Смерть поставила свою метку, тяжелую, как свинцовая печать внизу пергамента, на шторы, на стены, на ковры. Особенно на шторы. Они такие чувствительные. Они чувствуют смерть и пытаются высказать ее, как собаки. Они облаивают смерть через все складки, которые расправляются, темные и сумрачные, как рот и глаза масок Софокла, или выпячиваются, как веки христианских аскетов. Ставни была закрыты, а свечи зажжены. Миньон больше не узнавал мансарды, в которой когда-то жил с Дивин, он смущался, как случайно зашедший гость.

Что чувствовал он у гроба?

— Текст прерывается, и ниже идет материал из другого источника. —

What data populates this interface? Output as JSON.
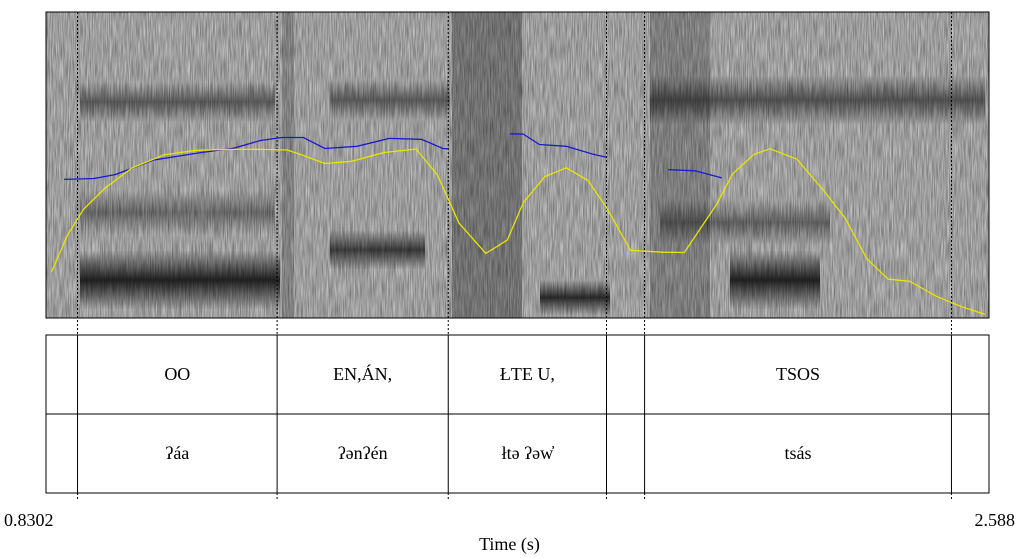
{
  "time_axis": {
    "start_label": "0.8302",
    "end_label": "2.588",
    "xlabel": "Time (s)",
    "start": 0.8302,
    "end": 2.588
  },
  "boundaries": [
    0.8302,
    0.889,
    1.261,
    1.58,
    1.875,
    1.946,
    2.518,
    2.588
  ],
  "tiers": [
    {
      "name": "tier-1",
      "intervals": [
        {
          "start": 0.8302,
          "end": 0.889,
          "text": ""
        },
        {
          "start": 0.889,
          "end": 1.261,
          "text": "OO"
        },
        {
          "start": 1.261,
          "end": 1.58,
          "text": "EN,ÁN,"
        },
        {
          "start": 1.58,
          "end": 1.875,
          "text": "ŁTE U,"
        },
        {
          "start": 1.875,
          "end": 1.946,
          "text": ""
        },
        {
          "start": 1.946,
          "end": 2.518,
          "text": "TSOS"
        },
        {
          "start": 2.518,
          "end": 2.588,
          "text": ""
        }
      ]
    },
    {
      "name": "tier-2",
      "intervals": [
        {
          "start": 0.8302,
          "end": 0.889,
          "text": ""
        },
        {
          "start": 0.889,
          "end": 1.261,
          "text": "ʔáa"
        },
        {
          "start": 1.261,
          "end": 1.58,
          "text": "ʔənʔén"
        },
        {
          "start": 1.58,
          "end": 1.875,
          "text": "łtə ʔəw̓"
        },
        {
          "start": 1.875,
          "end": 1.946,
          "text": ""
        },
        {
          "start": 1.946,
          "end": 2.518,
          "text": "tsás"
        },
        {
          "start": 2.518,
          "end": 2.588,
          "text": ""
        }
      ]
    }
  ],
  "colors": {
    "pitch": "#1a1acc",
    "intensity": "#e6e600",
    "spectrogram_dark": "#1e1e1e",
    "spectrogram_light": "#e8e8e8"
  },
  "chart_data": {
    "type": "line",
    "series": [
      {
        "curve": "pitch",
        "segments": [
          [
            [
              0.864,
              0.453
            ],
            [
              0.92,
              0.456
            ],
            [
              0.96,
              0.469
            ],
            [
              1.03,
              0.516
            ],
            [
              1.12,
              0.541
            ],
            [
              1.18,
              0.555
            ],
            [
              1.23,
              0.58
            ],
            [
              1.27,
              0.59
            ],
            [
              1.31,
              0.59
            ],
            [
              1.35,
              0.554
            ],
            [
              1.41,
              0.561
            ],
            [
              1.47,
              0.587
            ],
            [
              1.53,
              0.584
            ],
            [
              1.57,
              0.554
            ],
            [
              1.58,
              0.553
            ]
          ],
          [
            [
              1.695,
              0.602
            ],
            [
              1.72,
              0.601
            ],
            [
              1.75,
              0.567
            ],
            [
              1.8,
              0.561
            ],
            [
              1.85,
              0.535
            ],
            [
              1.875,
              0.525
            ]
          ],
          [
            [
              1.99,
              0.485
            ],
            [
              2.04,
              0.481
            ],
            [
              2.09,
              0.458
            ]
          ]
        ]
      },
      {
        "curve": "intensity",
        "segments": [
          [
            [
              0.84,
              0.149
            ],
            [
              0.87,
              0.27
            ],
            [
              0.9,
              0.355
            ],
            [
              0.94,
              0.424
            ],
            [
              0.99,
              0.49
            ],
            [
              1.05,
              0.533
            ],
            [
              1.11,
              0.548
            ],
            [
              1.17,
              0.551
            ],
            [
              1.23,
              0.551
            ],
            [
              1.28,
              0.549
            ],
            [
              1.31,
              0.531
            ],
            [
              1.35,
              0.505
            ],
            [
              1.4,
              0.512
            ],
            [
              1.46,
              0.541
            ],
            [
              1.52,
              0.552
            ],
            [
              1.56,
              0.467
            ],
            [
              1.6,
              0.31
            ],
            [
              1.65,
              0.211
            ],
            [
              1.69,
              0.255
            ],
            [
              1.72,
              0.377
            ],
            [
              1.76,
              0.462
            ],
            [
              1.8,
              0.491
            ],
            [
              1.84,
              0.45
            ],
            [
              1.875,
              0.361
            ],
            [
              1.92,
              0.221
            ],
            [
              1.98,
              0.215
            ],
            [
              2.02,
              0.214
            ],
            [
              2.08,
              0.371
            ],
            [
              2.11,
              0.471
            ],
            [
              2.15,
              0.535
            ],
            [
              2.18,
              0.553
            ],
            [
              2.23,
              0.519
            ],
            [
              2.28,
              0.416
            ],
            [
              2.32,
              0.326
            ],
            [
              2.36,
              0.194
            ],
            [
              2.4,
              0.127
            ],
            [
              2.44,
              0.12
            ],
            [
              2.49,
              0.071
            ],
            [
              2.54,
              0.035
            ],
            [
              2.58,
              0.012
            ]
          ]
        ]
      }
    ]
  }
}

Ничего. О Дивин он больше не вспоминал.

Появившиеся почти тотчас же служащие похоронного бюро вывели его из затруднительного положения.

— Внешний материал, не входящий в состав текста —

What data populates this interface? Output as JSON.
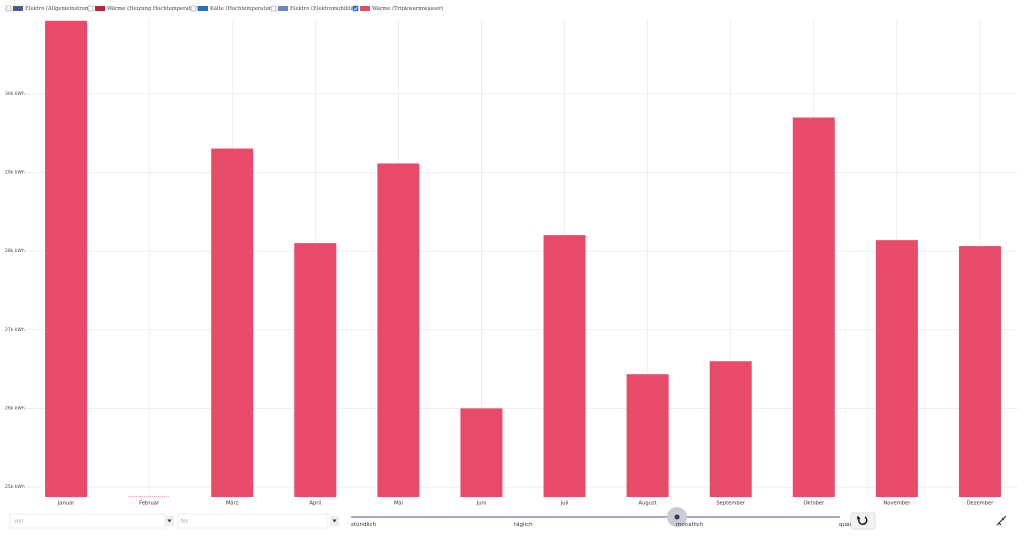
{
  "legend_items": [
    {
      "name": "Elektro (Allgemeinstrom)",
      "color": "#4b5e88",
      "checked": false
    },
    {
      "name": "Wärme (Heizung Hochtemperatur)",
      "color": "#c21f3a",
      "checked": false
    },
    {
      "name": "Kälte (Hochtemperatur)",
      "color": "#1b73c2",
      "checked": false
    },
    {
      "name": "Elektro (Elektromobilität)",
      "color": "#6f87b2",
      "checked": false
    },
    {
      "name": "Wärme (Trinkwarmwasser)",
      "color": "#e84a6a",
      "checked": true
    }
  ],
  "chart_data": {
    "type": "bar",
    "color": "#e84a6a",
    "grid": true,
    "categories": [
      "Januar",
      "Februar",
      "März",
      "April",
      "Mai",
      "Juni",
      "Juli",
      "August",
      "September",
      "Oktober",
      "November",
      "Dezember"
    ],
    "values": [
      30930,
      null,
      29305,
      28102,
      29115,
      26000,
      28204,
      26435,
      26600,
      29700,
      28140,
      28064
    ],
    "ylim": [
      24873,
      30940
    ],
    "yticks": [
      {
        "value": 25000,
        "label": "25k kWh"
      },
      {
        "value": 26000,
        "label": "26k kWh"
      },
      {
        "value": 27000,
        "label": "27k kWh"
      },
      {
        "value": 28000,
        "label": "28k kWh"
      },
      {
        "value": 29000,
        "label": "29k kWh"
      },
      {
        "value": 30000,
        "label": "30k kWh"
      }
    ]
  },
  "controls": {
    "from_label": "von",
    "to_label": "bis",
    "resolutions": [
      "stündlich",
      "täglich",
      "monatlich",
      "quar"
    ]
  }
}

Это траурное шествие разрисованных лиц, издававшее запахи румян и цветов, следовало под дождем за катафалком. Круглые плоские зонтики, колыхаясь над бредущей процессией, позволяли ей парить между небом и землей. Прохожие ничего не увидели, потому что она, такая легкая, висела в десяти метрах над землей; ее могли бы заметить только горничные и слуги, если бы как раз в это самое время, в десять часов утра, первые не подавали шоколад своим хозяйкам, а вторые не открывали двери ранним посетителям. Впрочем, процессия передвигалась так быстро, что казалась невидимой. На осях катафалка трепетали крылья. Первым, распевая deus irae, под дождь вышел священник. Он приподнимал полы сутаны, как учили его это делать в семинарии в плохую погоду, и благодаря этому непроизвольному жесту из его благородства, словно из плаценты, появлялись на свет один за другим тайные, печальные существа. Полой этого черного бархатного облачения (из такого же бархата были сделаны полумаски Фантомаса и жен дожей) он пытался укрыться, но тут земля сама выскользнула у него из-под ног, и мы еще увидим, в какую западню он сам себя загнал. Сдвинулась ткань, приоткрывая нижнюю часть его лица. Оказывается, этот священник был совсем юным, под его похоронным церковным облачением угадывалось трепещущее тело атлета. Иными словами, на нем была чужая одежда.

В церкви, поскольку вся заупокойная служба сводилась к «Сие творите в мое воспоминание», он, приблизившись крадучись к алтарю, отпер замок дарохранительницы, отодвинул покрывало, как в полночь отодвигают двойной полог алькова, задержал дыхание, схватил дароносицу с осторожностью орудующего без перчаток вора и, разломив, проглотил подозрительного вида просфору.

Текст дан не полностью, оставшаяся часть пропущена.